O segundo longa de Schoenbrun defende o poder da ficção para nos ajudar a descobrir quem somos, em uma alegoria trans com a melhor trilha sonora do ano
Eduardo Lima
Num passado distante, filmes adolescentes eram dois produtos em um: um filme, que viraria uma fita VHS ou um DVD alguns meses depois de estrear nos cinemas, e um álbum de trilha sonora. A curadoria do diretor e do coordenador musical, misturando músicas já existentes e composições novinhas, gravadas especialmente para o filme, resultava em álbuns legais de ouvir como álbuns, do começo ao fim.
Uma arte perdida resgatada por Jane Schoebrun, que dirigiu I Saw the TV Glow e pensou em sua trilha sonora, com alguns dos nomes mais interessantes da música indie da última década, como Caroline Polachek, yeule, Phoebe Bridgers e Alex G. Em suas primeiras conversas com a produtora A24, Schoenbrun insistiu que a trilha sonora era parte integral da nostalgia do filme, que aponta para os anos 1990 com sua estética (a história se passa em 1996) e para o futuro com seu cinema. É só o segundo filme de Schoenbrun, que já é claramente um dos maiores talentos que o cinema norte-americano ofereceu ao mundo nos últimos anos.
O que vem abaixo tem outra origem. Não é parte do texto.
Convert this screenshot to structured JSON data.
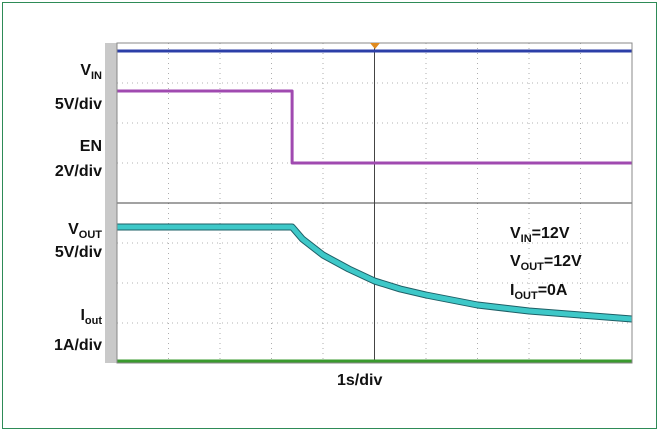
{
  "chart_data": {
    "type": "line",
    "title": "",
    "xlabel": "1s/div",
    "labels": {
      "vin": {
        "main": "V",
        "sub": "IN"
      },
      "vin_scale": "5V/div",
      "en": "EN",
      "en_scale": "2V/div",
      "vout": {
        "main": "V",
        "sub": "OUT"
      },
      "vout_scale": "5V/div",
      "iout": {
        "main": "I",
        "sub": "out"
      },
      "iout_scale": "1A/div"
    },
    "conditions": [
      {
        "main": "V",
        "sub": "IN",
        "value": "=12V"
      },
      {
        "main": "V",
        "sub": "OUT",
        "value": "=12V"
      },
      {
        "main": "I",
        "sub": "OUT",
        "value": "=0A"
      }
    ],
    "x_divisions": 10,
    "y_divisions": 8,
    "series": [
      {
        "name": "VIN",
        "color": "#2c3fa8",
        "x": [
          0,
          10
        ],
        "y": [
          7.8,
          7.8
        ]
      },
      {
        "name": "EN",
        "color": "#a04ab0",
        "x": [
          0,
          3.4,
          3.4,
          10
        ],
        "y": [
          6.8,
          6.8,
          5.0,
          5.0
        ]
      },
      {
        "name": "VOUT",
        "color": "#3ec8c8",
        "x": [
          0,
          3.4,
          3.6,
          4.0,
          4.5,
          5.0,
          5.5,
          6.0,
          7.0,
          8.0,
          9.0,
          10.0
        ],
        "y": [
          3.4,
          3.4,
          3.1,
          2.7,
          2.35,
          2.05,
          1.85,
          1.7,
          1.45,
          1.3,
          1.2,
          1.1
        ]
      },
      {
        "name": "Iout",
        "color": "#3a9a2e",
        "x": [
          0,
          10
        ],
        "y": [
          0.05,
          0.05
        ]
      }
    ]
  }
}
Os adolescentes Owen e Mandy criam uma amizade a partir de um programa de televisão que os pais de Owen não deixam ele assistir. Ele vai até a casa de Mandy, escondido, para assistir The Pink Opaque. A série, inspirada por Buffy the Vampire Slayer, conta a história de Isabel e Tara, adolescentes que ganham uma conexão psíquica especial durante um acampamento de verão e se unem no plano astral para lutar contra o Sr. Melancolia, um vilão que pode distorcer a sensação do tempo e da realidade.
O filme existe na linha tênue entre coming-of-age realista e a vida no mundo dos sonhos – principalmente pesadelos – cheio de neon e cenas assustadoras não pelo conteúdo, e sim pela forma, depressiva e sombria. O filme nunca é claro: mesmo nas cenas ao ar livre durante o dia, a iluminação é escura. Em I Saw the TV Glow, a luz vem das telas, não do mundo real. Isso não quer dizer que o filme é cinza, como tantos saindo de Hollywood nos últimos anos. TV Glow é um filme bonito, cheio de imagens que ficaram na minha cabeça por dias depois de assistir (a cena no corredor cheia de escritos neon é fantástica).
Os protagonistas começam, então, a confundir a ficção com a realidade. Eles não são ignorantes ou ingênuos. Mandy e Owen percebem que a realidade é alienante e que melancolia não é só um vilão num programa de TV, mas uma condição existencial. The Pink Opaque é mais real que a própria vida real, repleta de figuras familiares hostis e dificuldades na escola. É difícil ser adolescente, todo mundo sabe.
Mas é mais difícil ainda ser um adolescente queer. Owen se enxerga em Isabel, uma das protagonistas da série. Como muitos adolescentes, ele investe seus sentimentos na cultura pop. A vida de fã oferece conexões mais genuínas que as disponíveis na realidade. No caso dessa alegoria trans cuidadosamente construída, até o relacionamento consigo mesmo é mais verdadeiro na contraparte fictícia. Por meio do poder maravilhoso da ficção de colocar o espectador no corpo de outra pessoa, Owen pode se sentir confortável num corpo que é mais seu do que o seu próprio.
I Saw the TV Glow é uma máquina de empatia. O cinema abre as portas para experiências que o espectador talvez nunca viva. É uma ferramenta poderosa de imaginação. Para Owen, a série é uma chance de imaginar uma vida melhor, como uma ela. Para o espectador que já passou por isso, eu imagino que a sensação de ver a TV brilhar seja um misto de esperança e medo, um susto de que as coisas não precisam ser como são. Para quem talvez tenha dificuldade de entender, o filme explica, não com palestra e conteúdo, mas com a sensação aterrorizante de não ser quem você parece ser. É muito difícil não sair de I Saw the TV Glow agoniado por Owen, ou por qualquer um que esteja na mesma situação. Para esses, que estão com medo de viver a vida real que imaginam, Schoenbrun tem uma mensagem: ainda há tempo.